Your lover is the person with whom passion and romance are merely a vehicle to higher realms of thought, evolution, and growth.
What if romance and passion aren’t your relationship priority?
Ah, the question of the hour—and the most important question you can ask yourself if you are considering marriage.
Why are you getting married, and what is your relationship priority? (P.S. “Because I love them” is not an answer.)
Truth be told, marriage is not required for mind, body and soul-expanding love. In fact, it would be my personal recommendation that you spare your romance-based union from the convention of marriage unless you are both seeking certain legal benefits.

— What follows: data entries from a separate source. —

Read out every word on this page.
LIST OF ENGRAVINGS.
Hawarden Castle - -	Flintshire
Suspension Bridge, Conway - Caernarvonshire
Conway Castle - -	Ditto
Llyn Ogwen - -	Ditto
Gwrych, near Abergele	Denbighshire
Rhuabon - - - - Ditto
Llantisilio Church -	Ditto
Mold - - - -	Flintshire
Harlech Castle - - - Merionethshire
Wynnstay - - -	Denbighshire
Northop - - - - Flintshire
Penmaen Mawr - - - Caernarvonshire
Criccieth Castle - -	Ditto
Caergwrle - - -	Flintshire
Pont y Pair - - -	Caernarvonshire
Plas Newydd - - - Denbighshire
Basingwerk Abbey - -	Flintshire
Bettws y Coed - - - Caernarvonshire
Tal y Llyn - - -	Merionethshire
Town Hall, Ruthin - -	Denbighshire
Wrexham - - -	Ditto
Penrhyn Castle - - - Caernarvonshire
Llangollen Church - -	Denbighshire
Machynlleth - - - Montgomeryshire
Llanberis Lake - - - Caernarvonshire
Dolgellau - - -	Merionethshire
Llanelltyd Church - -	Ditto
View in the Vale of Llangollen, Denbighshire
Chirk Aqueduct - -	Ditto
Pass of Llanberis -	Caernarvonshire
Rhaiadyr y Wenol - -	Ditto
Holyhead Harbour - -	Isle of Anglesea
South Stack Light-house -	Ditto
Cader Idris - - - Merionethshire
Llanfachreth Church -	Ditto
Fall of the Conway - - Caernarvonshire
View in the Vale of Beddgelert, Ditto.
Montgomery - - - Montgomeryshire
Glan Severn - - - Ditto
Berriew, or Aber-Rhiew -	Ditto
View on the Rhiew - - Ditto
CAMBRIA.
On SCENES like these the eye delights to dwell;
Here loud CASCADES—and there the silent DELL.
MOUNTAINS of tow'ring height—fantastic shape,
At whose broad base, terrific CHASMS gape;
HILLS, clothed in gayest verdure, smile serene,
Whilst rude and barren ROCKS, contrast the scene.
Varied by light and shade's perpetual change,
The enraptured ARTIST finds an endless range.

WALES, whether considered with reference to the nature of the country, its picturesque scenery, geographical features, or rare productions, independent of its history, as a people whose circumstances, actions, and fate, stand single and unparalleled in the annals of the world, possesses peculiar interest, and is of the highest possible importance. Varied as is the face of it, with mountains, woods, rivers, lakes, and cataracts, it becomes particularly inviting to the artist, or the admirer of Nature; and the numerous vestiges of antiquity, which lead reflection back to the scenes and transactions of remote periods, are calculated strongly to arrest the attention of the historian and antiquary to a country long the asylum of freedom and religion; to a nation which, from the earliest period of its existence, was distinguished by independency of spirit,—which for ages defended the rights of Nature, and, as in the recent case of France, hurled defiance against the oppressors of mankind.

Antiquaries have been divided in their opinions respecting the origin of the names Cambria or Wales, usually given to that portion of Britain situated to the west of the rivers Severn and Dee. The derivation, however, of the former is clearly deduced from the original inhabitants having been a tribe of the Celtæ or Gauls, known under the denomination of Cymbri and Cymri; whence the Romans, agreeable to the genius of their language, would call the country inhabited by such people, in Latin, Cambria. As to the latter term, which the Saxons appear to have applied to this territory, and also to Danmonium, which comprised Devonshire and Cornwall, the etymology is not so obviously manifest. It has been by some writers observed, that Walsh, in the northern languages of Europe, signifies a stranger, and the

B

If, however, you plan to marry with the intention of starting a family, or simply because you do not want to grow old alone, then marrying your “best friend” may be your best bet. Such a dynamic is built to withstand the doldrums of familiarity, given that stability and consistency are its mainstay. As long as you enter into such a relationship with a clear understanding of what to expect in the long-run, then this can be very rewarding.
In short, know your “why.”
As with everything in life, intention creates a self-fulfilling prophecy. If you are hoping for passion, romance, and excitement, marrying your best friend is unlikely to fulfill this desire. I cannot overstate the value of crystallizing your intention before entering into any relationship, particularly if it is going to be consecrated in marriage.
If, however, like millions of people around the world you simply desire someone to go through life with—a warm body to wake up next to in the morning and laughter to amuse you throughout the days—then marrying your best friend may be the best thing that could ever happen to you.